Graham Reid | | 1 min read
There are concept albums and live albums, but this new album from a band which has juggled studio and live releases sound pleasingly close to a studio-created concept of a live album.
It opens slow and stakes out its ground with some fairly familiar Freddy grooves on Wairunga Blues, their archetypal rolling reggae groove on Slings and Arrows (which devolves into a natty, dub-echoed trombone section) and the skunk of 10 Feet Tall (for which the word "below" was coined.
So far so familiar for the most part, but then around the mid-point -- starting with Wheels which opens with a trickle of electronica and synth-repetition and the increasing pulse of Razor -- things take a slightly more interesting turn. It's as if they decided to shrug off the old Freddy and try on a new set of clothes . . . and given it's such an interesting step it lifts this album just when you thought it might be a retread of past glories.
The dark heart of Razor -- behind those relentless synth grooves there is some discreetly menacing guitar -- isn't a profound shift for them but certainly signals an unease which is welcome from a band which has most often parlayed a pleasant stoner groove.

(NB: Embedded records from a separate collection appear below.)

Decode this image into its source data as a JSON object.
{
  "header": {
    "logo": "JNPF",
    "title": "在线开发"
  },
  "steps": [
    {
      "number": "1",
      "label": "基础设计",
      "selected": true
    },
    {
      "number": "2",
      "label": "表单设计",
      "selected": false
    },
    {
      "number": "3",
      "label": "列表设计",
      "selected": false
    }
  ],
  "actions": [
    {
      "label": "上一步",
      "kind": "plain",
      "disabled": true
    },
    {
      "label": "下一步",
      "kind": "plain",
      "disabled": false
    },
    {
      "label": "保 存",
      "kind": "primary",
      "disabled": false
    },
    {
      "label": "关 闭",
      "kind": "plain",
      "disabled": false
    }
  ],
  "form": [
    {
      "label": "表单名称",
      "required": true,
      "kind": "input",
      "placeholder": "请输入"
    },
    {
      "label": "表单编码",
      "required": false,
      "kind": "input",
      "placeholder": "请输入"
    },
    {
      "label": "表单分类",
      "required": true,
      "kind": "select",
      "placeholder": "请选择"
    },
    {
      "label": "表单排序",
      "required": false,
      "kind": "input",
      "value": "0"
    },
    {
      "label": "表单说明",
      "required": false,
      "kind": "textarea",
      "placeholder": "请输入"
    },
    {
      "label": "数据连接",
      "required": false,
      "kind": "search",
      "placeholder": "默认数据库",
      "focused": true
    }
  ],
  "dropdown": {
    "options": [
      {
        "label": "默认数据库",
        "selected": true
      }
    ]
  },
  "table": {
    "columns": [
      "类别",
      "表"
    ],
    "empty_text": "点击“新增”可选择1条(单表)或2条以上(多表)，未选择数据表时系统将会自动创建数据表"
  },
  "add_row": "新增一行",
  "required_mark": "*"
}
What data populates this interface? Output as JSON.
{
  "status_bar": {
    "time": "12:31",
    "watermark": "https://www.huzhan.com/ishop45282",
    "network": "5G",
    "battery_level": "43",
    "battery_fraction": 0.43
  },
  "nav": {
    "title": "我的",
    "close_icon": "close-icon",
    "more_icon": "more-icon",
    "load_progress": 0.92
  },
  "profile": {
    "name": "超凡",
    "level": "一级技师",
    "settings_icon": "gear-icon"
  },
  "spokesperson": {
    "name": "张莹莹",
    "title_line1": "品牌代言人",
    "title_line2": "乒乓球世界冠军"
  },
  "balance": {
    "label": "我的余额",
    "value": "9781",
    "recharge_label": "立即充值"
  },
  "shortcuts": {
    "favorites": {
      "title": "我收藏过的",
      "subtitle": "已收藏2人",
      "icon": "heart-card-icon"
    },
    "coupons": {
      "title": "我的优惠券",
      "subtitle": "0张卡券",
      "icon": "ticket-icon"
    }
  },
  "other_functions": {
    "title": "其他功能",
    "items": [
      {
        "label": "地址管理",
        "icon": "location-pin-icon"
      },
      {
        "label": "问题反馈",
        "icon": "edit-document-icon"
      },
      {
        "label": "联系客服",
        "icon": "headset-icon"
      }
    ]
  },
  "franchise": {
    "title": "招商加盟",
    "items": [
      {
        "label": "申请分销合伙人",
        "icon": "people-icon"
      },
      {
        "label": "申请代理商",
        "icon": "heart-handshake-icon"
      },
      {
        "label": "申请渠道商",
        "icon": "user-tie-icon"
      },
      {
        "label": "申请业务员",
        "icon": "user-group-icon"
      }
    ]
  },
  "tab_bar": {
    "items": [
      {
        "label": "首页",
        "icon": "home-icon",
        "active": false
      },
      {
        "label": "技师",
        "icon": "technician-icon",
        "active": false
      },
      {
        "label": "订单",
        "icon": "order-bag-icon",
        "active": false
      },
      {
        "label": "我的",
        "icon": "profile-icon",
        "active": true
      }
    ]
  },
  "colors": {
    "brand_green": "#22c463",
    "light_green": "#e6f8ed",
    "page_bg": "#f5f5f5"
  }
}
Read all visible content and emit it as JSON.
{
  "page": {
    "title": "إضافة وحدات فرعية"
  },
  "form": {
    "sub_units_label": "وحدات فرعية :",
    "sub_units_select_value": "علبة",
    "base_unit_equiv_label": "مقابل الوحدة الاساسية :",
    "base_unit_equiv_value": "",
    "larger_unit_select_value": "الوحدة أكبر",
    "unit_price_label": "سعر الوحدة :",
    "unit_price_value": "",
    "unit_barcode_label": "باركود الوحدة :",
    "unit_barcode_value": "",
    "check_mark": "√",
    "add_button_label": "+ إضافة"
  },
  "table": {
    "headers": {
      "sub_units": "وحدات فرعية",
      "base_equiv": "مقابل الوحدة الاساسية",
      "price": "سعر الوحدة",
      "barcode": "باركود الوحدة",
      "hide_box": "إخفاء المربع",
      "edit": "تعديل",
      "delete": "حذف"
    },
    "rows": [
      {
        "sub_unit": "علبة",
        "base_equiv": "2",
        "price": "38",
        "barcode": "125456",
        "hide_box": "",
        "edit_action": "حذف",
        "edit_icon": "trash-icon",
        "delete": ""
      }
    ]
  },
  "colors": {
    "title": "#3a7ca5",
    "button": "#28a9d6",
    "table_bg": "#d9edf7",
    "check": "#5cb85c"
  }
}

From there on the horns come back into play (but are much more playful on Fish in the Sea where singer Dallas Tamaira sounds deliberately world weary and the 10 minute groove becomes is a trip to a different part of the Caribbean or Latin America) and by this time you might be feeling Freddy's have just taken you on a vaguely conceptual journey in sound with all the astuteness of a well programed live set.
If there's a reservation to be had -- and longtime fans will simply relish the familiar while accepting the more innovative tracks -- it's that these tangents woven so skillfully into the album around the middle might have appeared earlier.
Maybe a more confident band would have done that?
But there is of course utter confidence here in what they are doing and you wouldn't argue with it if they played it start-to-finish in concert.